You gotta lose your mind for newfound Rock City
This is easily the best news I've seen in a while: Rock archaelogists have unearthed a lost album by Rock City, the group that became Big Star when Alex Chilton joined. Big Star is, of course, the quintessential power-pop group and the biggest cult band in rock'n'roll outside the Velvet Underground, and the inspiration to groups such as R.E.M. and The Replacements. Most people probably come closest to having heard them through Cheap Trick's cover of "In The Street", which is the theme to That '70s Show. If you haven't heard them, run out of your house right now and down to the local record shop and buy a copy of their first two albums, which are conveniently collected on a single CD. Don't finish this sentence. Don't put on pants. Just go. Trust me.

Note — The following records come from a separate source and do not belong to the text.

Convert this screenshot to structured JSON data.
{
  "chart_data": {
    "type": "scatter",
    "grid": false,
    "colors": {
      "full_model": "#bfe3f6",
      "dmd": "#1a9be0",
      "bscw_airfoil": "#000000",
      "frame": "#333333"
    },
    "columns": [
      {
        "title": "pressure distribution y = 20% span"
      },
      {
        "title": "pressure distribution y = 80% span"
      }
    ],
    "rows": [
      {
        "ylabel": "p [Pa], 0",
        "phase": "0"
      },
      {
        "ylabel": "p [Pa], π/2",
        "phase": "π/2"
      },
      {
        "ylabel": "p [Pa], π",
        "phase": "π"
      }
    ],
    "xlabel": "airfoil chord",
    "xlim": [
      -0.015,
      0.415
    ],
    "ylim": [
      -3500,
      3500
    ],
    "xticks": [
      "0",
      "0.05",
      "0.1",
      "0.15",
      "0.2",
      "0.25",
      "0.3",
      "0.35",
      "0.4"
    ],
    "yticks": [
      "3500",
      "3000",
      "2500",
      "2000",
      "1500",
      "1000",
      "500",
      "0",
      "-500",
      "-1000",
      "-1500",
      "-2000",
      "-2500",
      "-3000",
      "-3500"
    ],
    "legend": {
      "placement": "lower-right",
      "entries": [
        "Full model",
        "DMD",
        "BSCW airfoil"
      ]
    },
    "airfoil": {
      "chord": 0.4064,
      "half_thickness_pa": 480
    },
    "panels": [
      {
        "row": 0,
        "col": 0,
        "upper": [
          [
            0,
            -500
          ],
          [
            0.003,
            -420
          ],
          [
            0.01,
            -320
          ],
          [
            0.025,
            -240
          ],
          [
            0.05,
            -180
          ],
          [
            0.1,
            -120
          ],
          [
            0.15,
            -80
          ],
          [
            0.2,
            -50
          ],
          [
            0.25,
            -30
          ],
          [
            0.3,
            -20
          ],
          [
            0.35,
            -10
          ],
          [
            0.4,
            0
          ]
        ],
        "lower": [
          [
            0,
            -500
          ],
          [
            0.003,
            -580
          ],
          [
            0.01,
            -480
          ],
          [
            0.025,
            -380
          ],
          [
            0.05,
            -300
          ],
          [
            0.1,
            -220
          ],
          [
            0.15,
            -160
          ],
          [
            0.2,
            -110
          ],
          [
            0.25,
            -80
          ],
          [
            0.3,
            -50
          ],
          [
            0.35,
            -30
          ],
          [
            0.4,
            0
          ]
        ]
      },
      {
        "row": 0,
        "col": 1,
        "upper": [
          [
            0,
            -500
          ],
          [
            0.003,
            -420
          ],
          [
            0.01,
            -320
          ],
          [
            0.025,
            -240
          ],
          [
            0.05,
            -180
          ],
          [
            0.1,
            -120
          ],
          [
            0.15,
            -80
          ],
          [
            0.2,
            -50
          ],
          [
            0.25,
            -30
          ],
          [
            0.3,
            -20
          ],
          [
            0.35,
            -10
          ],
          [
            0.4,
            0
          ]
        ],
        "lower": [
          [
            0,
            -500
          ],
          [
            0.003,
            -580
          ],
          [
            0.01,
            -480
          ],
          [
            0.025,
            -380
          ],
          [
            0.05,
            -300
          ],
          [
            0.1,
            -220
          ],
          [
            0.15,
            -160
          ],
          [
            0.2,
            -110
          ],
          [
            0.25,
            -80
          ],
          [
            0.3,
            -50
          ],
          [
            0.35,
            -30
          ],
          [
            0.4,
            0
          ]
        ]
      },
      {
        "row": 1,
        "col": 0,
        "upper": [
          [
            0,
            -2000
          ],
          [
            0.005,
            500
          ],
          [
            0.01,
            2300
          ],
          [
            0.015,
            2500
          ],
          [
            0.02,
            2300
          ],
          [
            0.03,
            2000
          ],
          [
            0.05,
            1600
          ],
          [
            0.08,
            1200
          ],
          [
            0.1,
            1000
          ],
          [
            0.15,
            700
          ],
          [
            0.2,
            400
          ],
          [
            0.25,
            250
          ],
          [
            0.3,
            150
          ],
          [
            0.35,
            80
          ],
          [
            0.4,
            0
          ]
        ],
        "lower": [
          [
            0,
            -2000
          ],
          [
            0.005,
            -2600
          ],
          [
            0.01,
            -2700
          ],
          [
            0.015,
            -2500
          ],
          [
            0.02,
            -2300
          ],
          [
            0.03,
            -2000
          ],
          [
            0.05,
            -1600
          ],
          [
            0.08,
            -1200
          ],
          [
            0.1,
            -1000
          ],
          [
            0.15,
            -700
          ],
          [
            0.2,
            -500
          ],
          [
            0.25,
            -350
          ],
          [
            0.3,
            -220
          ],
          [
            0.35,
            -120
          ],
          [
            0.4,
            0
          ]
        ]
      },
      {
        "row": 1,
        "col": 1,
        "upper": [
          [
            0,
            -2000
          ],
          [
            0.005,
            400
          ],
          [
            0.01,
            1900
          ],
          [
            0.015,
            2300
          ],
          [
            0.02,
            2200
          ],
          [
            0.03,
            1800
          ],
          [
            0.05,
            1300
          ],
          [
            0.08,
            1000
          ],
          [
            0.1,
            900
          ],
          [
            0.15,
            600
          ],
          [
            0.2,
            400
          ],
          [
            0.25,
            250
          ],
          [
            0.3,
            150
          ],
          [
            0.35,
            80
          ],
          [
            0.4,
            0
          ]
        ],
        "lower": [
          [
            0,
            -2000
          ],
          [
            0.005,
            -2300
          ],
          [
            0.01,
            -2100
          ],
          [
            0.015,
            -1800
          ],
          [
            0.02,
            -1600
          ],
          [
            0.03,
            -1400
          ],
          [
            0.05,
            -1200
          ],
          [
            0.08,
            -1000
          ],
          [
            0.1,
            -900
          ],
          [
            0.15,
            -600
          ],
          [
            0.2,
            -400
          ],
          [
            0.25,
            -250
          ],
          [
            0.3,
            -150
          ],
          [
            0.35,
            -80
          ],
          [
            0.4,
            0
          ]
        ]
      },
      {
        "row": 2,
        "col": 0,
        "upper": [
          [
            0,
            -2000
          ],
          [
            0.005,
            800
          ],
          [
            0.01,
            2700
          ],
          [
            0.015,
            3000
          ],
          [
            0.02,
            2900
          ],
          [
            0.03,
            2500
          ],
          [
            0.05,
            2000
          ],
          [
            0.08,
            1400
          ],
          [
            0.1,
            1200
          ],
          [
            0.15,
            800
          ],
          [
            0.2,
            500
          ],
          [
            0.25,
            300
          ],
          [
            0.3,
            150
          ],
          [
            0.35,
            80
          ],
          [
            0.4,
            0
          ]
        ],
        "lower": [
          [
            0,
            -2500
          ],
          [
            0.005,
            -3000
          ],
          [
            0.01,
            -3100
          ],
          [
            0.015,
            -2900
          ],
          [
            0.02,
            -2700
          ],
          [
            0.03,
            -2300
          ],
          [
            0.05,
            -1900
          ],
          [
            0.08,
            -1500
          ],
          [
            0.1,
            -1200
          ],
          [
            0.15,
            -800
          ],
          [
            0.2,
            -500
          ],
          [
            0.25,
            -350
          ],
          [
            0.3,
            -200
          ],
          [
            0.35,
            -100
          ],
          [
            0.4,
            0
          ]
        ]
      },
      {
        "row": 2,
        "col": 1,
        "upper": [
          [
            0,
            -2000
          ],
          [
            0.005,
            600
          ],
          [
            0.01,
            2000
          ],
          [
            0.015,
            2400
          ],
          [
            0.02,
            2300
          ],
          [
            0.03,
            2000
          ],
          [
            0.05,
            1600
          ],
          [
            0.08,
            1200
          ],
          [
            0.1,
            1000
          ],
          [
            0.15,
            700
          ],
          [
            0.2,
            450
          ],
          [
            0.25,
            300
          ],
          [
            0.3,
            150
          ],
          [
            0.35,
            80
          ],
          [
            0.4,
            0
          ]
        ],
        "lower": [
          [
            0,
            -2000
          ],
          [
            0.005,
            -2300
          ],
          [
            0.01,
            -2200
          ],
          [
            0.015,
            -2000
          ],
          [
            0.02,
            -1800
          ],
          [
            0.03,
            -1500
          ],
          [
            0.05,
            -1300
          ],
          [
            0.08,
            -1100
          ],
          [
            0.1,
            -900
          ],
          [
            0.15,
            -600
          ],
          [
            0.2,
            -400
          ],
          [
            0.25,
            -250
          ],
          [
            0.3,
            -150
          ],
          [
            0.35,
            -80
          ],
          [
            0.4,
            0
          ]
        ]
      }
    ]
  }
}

This is simply fantastic news. It's like finding a lost Beatles album from before John Lennon joined the band or something like that (and I know John Lennon didn't actually join after the other guys; just work with me here for a minute), except that Big Star laboured in obscurity only for a couple of albums before breaking up. I make this comparison because Big Star, like the Beatles, was a group with two main creative forces: Alex Chilton and Chris Bell. (And, of course, the Beatles were a big influence on Big Star.) Hearing this will help give a clearer idea of just what each man brought to the table. Big Star was also like the Beatles in that each was more than the sum of its parts, but -- oh -- what parts! I imagine this will be the perfect companion piece to Chilton's 1970, which was recorded at pretty much the same time.
Simply put, the Big Star canon is an essential purchase for the true believers who worship rock and roll. And this is the Dead Sea Scrolls. And I'm totally in pretentious rock-writer mode or something.